Save for the 1907 bronze sculpture of Homer at one end of UVA’s original campus and the life-size, marble Thomas Jefferson at the other, the closest thing to a statue at Sunday’s 181st graduation exercises was University President John Casteen, who appeared both timeless and unshakeable before a crowd of thousands of graduates, his wife and incoming UVA president Teresa Sullivan.
“This is, in a sense, a daunting moment for me,” said Casteen, after students and faculty completed their hour-long procession down UVA’s most famous stretch of grass. While Casteen admitted he was more used to observing commencement speeches than giving them, he delivered a speech that both celebrated the occasion for students and respected some of the darkness the community faced in the weeks prior.
In fact, during his last major speech as president before his August 1 resignation, Casteen sounded more the English professor that he once was than the captain of a $3 billion capital campaign. He left the numbers to John Wynne, rector of the UVA Board of Visitors, who introduced Casteen as “a remarkable man, right for the time at Mr. Jefferson’s University” before a crowd of more than 6,000 graduates.
“My Betsy’s contribution to this speech? ‘Don’t sweat the small stuff,’” said UVA President John Casteen, quoting his wife during Sunday’s commencement speech. More than 6,000 degrees were awarded, including a bachelor’s degree in politics for slain fourth-year student Yeardley Love, who was honored with a moment of silence alongside three other students who died during their final academic year. |
“After today, with the awarding of your degrees, one-half of the living alumni of the university will have earned their degrees during John’s presidency,” said Wynne, who also mentioned that new buildings and additions during Casteen’s time make up more than 40 percent of the UVA grounds. “And so his influence will extend, through you and all he has accomplished, far into the future.”

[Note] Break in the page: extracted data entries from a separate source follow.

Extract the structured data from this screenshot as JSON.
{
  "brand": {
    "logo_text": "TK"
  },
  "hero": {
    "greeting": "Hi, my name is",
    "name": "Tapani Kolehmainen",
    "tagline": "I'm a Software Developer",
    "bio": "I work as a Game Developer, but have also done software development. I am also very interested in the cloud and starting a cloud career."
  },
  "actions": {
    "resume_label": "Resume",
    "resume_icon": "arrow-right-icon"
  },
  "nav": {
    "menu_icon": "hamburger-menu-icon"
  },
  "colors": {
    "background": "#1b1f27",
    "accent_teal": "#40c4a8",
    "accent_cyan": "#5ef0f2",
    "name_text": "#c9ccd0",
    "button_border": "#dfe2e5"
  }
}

Skipping his own résumé, as well as personal anecdotes, Casteen used his commencement speech for a short course on Romantic poet John Keats and his idea of “negative capability”—what Casteen defined as “the capacity to live with uncertainty and to accept that not every mystery can be solved, not every incongruity resolved.”
“Just as the University has not been perfect in your time here, the world to which you go is flawed and, in some senses, corrupt,” said Casteen. “…And yet, as goodness has existed here in your time as a student, it exists also in the world to which you go now, but with the condition that good in the world to which you go is yours to create.”

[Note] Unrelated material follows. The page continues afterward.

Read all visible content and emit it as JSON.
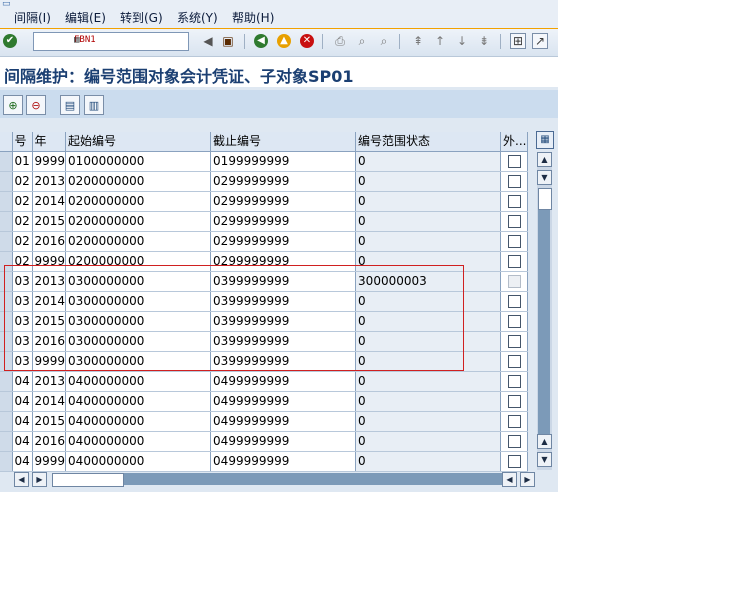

Casteen’s Keats lesson closed with the poet’s comparison of life to a “mansion of many apartments,” both an ongoing illumination and progression through darkness. “Here we must decide for ourselves whether or not to act—whether we will step out courageously to explore those dark passages,” said Casteen.
The themes of his speech—the willingness to act and speak, departure from UVA to “the world to which you go”—veered close to comments he made following the slaying of fourth-year student Yeardley Love, whose name was the final words of Casteen’s speech.
“Cheers at games, no matter what the sport,” said Casteen, as he listed a few lasting sounds from around campus. “And the name of Yeardley Love.”
Roughly an hour after commencement concluded with a presentation of degree candidates, Love was awarded a posthumous degree during a diploma ceremony for UVA’s politics department.
“We’re not mourning Yeardley, but celebrating her achievements as a member of this class,” said Jeffrey Legro, chairman of the department. A UVA alum and cousin of Love accepted her diploma while the crowd, including a few membes of Love’s extended family and women’s lacrosse coach Julie Myers, offered a standing ovation.